Rafter photographed Arthur standing beside the latrine, posing with Jamroll. Arthur kept one roll of film and Rafter sent the rest to his superiors. In turn the Humble Brothers sent more money. Arthur was to build more toilets to the west, near Chiredzi’s sister town of Triangle, and south, in the Hippo Valley. He recruited some young men from town and trained them in the construction process. He delegated more and more to Rafter and the men from Chiredzi. Alter Latrines began appearing all across Masvingo.
* * *
• • •
In September, a telegram reached Arthur at the outpost.
ARTHUR—
PLEASE JOIN US FOR A PARTY THIS WEEKEND. YOU CAN RELAX FROM ALL YOUR WORK.
YOURS,
LOUIS MOYO SR.
The white Mercedes picked him up a few days later. “What should I do while you’re gone?” Rafter asked.
Arthur laid two light taps on Rafter’s cheek. “Just keep building.”

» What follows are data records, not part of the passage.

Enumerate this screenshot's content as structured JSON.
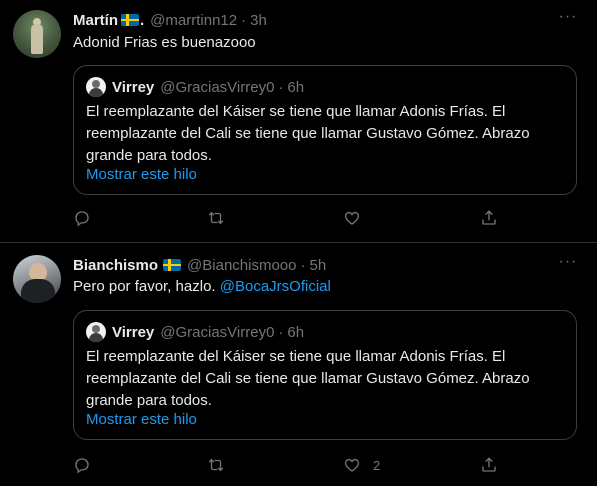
{
  "tweets": [
    {
      "name": "Martín",
      "name_suffix": ".",
      "handle": "@marrtinn12",
      "separator": "·",
      "time": "3h",
      "text_parts": [
        "Adonid Frias es buenazooo"
      ],
      "quote": {
        "name": "Virrey",
        "handle": "@GraciasVirrey0",
        "separator": "·",
        "time": "6h",
        "text_lines": [
          "El reemplazante del Káiser se tiene que llamar Adonis Frías. El",
          "reemplazante del Cali se tiene que llamar Gustavo Gómez. Abrazo",
          "grande para todos."
        ],
        "thread_link": "Mostrar este hilo"
      },
      "actions": {
        "reply_count": "",
        "retweet_count": "",
        "like_count": "",
        "more_icon": "more-dots-icon"
      }
    },
    {
      "name": "Bianchismo",
      "name_suffix": "",
      "handle": "@Bianchismooo",
      "separator": "·",
      "time": "5h",
      "text_plain": "Pero por favor, hazlo. ",
      "mention": "@BocaJrsOficial",
      "quote": {
        "name": "Virrey",
        "handle": "@GraciasVirrey0",
        "separator": "·",
        "time": "6h",
        "text_lines": [
          "El reemplazante del Káiser se tiene que llamar Adonis Frías. El",
          "reemplazante del Cali se tiene que llamar Gustavo Gómez. Abrazo",
          "grande para todos."
        ],
        "thread_link": "Mostrar este hilo"
      },
      "actions": {
        "reply_count": "",
        "retweet_count": "",
        "like_count": "2",
        "more_icon": "more-dots-icon"
      }
    }
  ],
  "icons": {
    "reply": "reply-icon",
    "retweet": "retweet-icon",
    "like": "heart-icon",
    "share": "share-icon",
    "flag": "sweden-flag-icon"
  },
  "colors": {
    "background": "#000000",
    "text": "#e7e9ea",
    "secondary": "#71767b",
    "accent": "#1d9bf0",
    "border": "#2f3336"
  }
}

He slept the whole ride back to Salisbury. The brown leather seat back was cool on his neck; the chauffer didn’t utter a word. Whe
n, at sunset, the Mercedes slowed to a stop in the Moyos’ driveway, Arthur stirred awake. He saw the Moyos’ yellow-brick house, and his stomach sank with shame. When he’d first come to Salisbury, his nearest point of comparison was Boston. But having spent a few months in the country among Zimbabwe’s poorest, he was no longer impressed by the Moyos’ plenitude. It made him sick.

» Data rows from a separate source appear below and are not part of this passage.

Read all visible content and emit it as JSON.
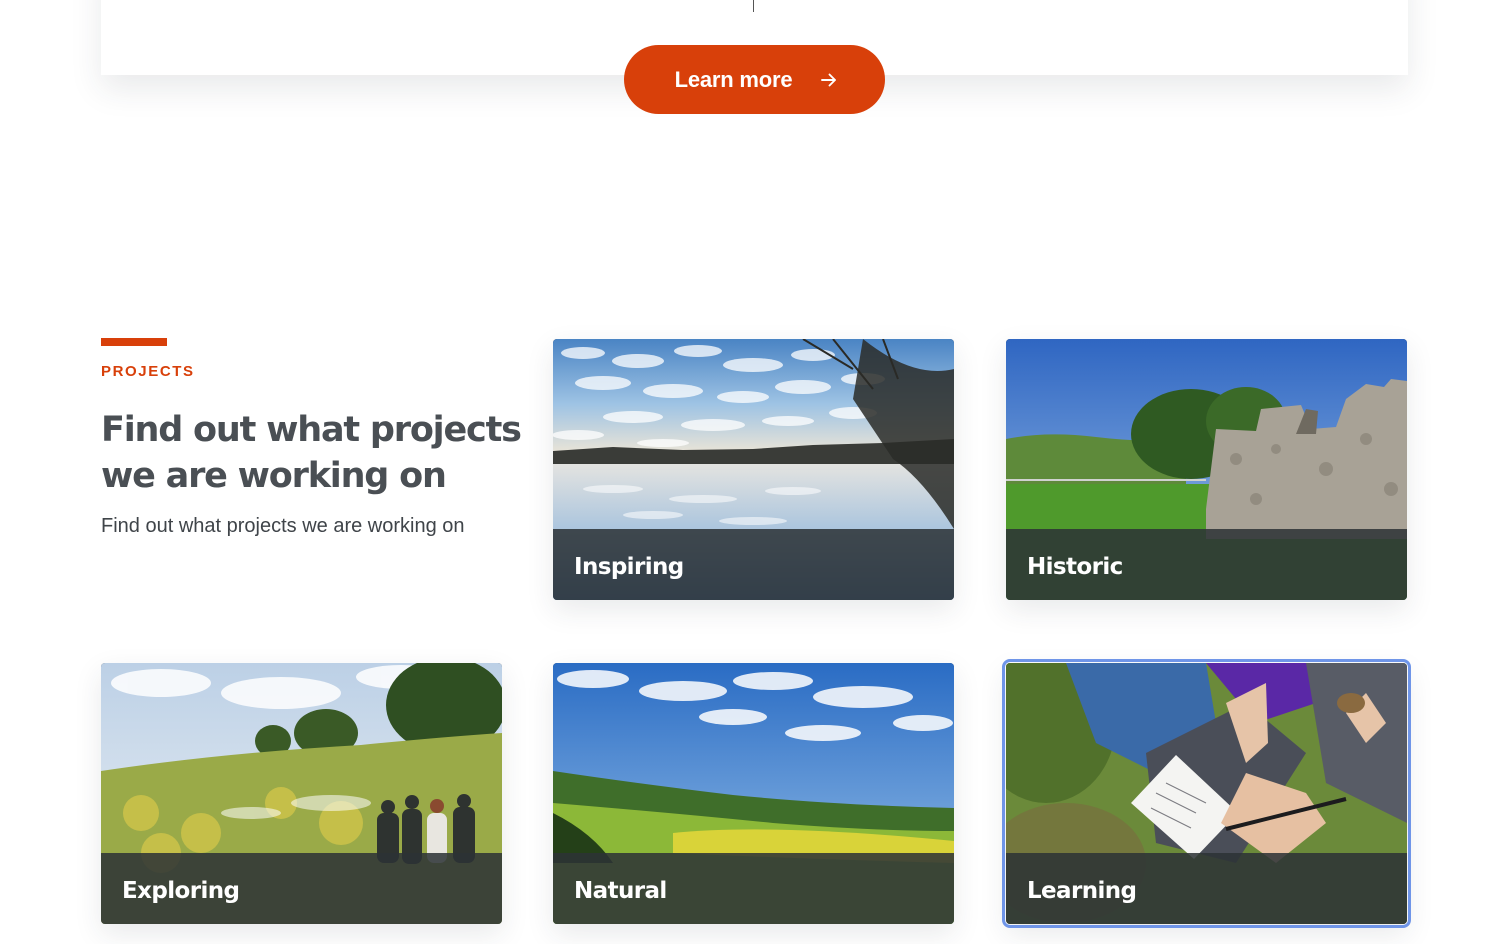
{
  "top_card": {
    "button_label": "Learn more",
    "button_icon": "arrow-right-icon"
  },
  "projects": {
    "eyebrow": "PROJECTS",
    "heading": "Find out what projects we are working on",
    "description": "Find out what projects we are working on",
    "cards": [
      {
        "title": "Inspiring",
        "image": "lake-reflection-clouds"
      },
      {
        "title": "Historic",
        "image": "castle-ruins"
      },
      {
        "title": "Exploring",
        "image": "meadow-walkers"
      },
      {
        "title": "Natural",
        "image": "green-valley-sky"
      },
      {
        "title": "Learning",
        "image": "notebook-hands",
        "selected": true
      }
    ]
  },
  "colors": {
    "accent": "#d8400a",
    "heading": "#4a4f54",
    "card_bar": "#2c3236",
    "focus_outline": "#6f95e8"
  }
}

The nausea stuck with him through dinner, which Promise had prepared with the help of her house servant. Arthur was too hungry to refuse the food, but eating it only made him feel worse.
“It’s wonderful to see you again, Arthur,” Promise said over dinner.
“You really cleaned your plate there, boy,” said Louis Sr. “They’re not feeding you out in the bush, are they? Ha!”
Arthur glared at the beef stew growing cold on Louis Sr.’s plate.
“Are you making much progress with your work?” Promise asked.
“I am,” he said. “Our prototype is functional. The next step is to expand. You wouldn’t believe how grateful people are.”
“Oh, I believe it,” Louis Sr. said.
“Well, I for one think it’s wonderful what you’re doing, Arthur.” Promise smiled. “An American coming all this way—for toilets! Who knew?” She laughed.
“It’s bad out there,” Arthur said.
“There’s a real unwillingness to modernize,” said Louis Sr. “You’ve got to keep up or else you’ll fall by the wayside.”
“He’s right.” Promise nodded.
Arthur finished his tea with a grimace. “I’m going to go to bed, if that’s okay.” He tossed in his sleep all night.
The party, which took place the following afternoon, was honoring the birthday of a ten-year-old girl, the daughter of a close family friend. The party was held on the lush green lawn of the girl’s house. Buffet tables offered top-shelf liquor and shrimp cocktail to the guests, the plump pink crustaceans arched over the rims of the glasses with their heads dipped in as if gorging on the sauce themselves. Roasted guinea fowl and springbok fillets sat on silver trays. Arthur managed to set aside his anger for twenty minutes while he ate. Then, after two Johnnie Walkers, he discovered it again.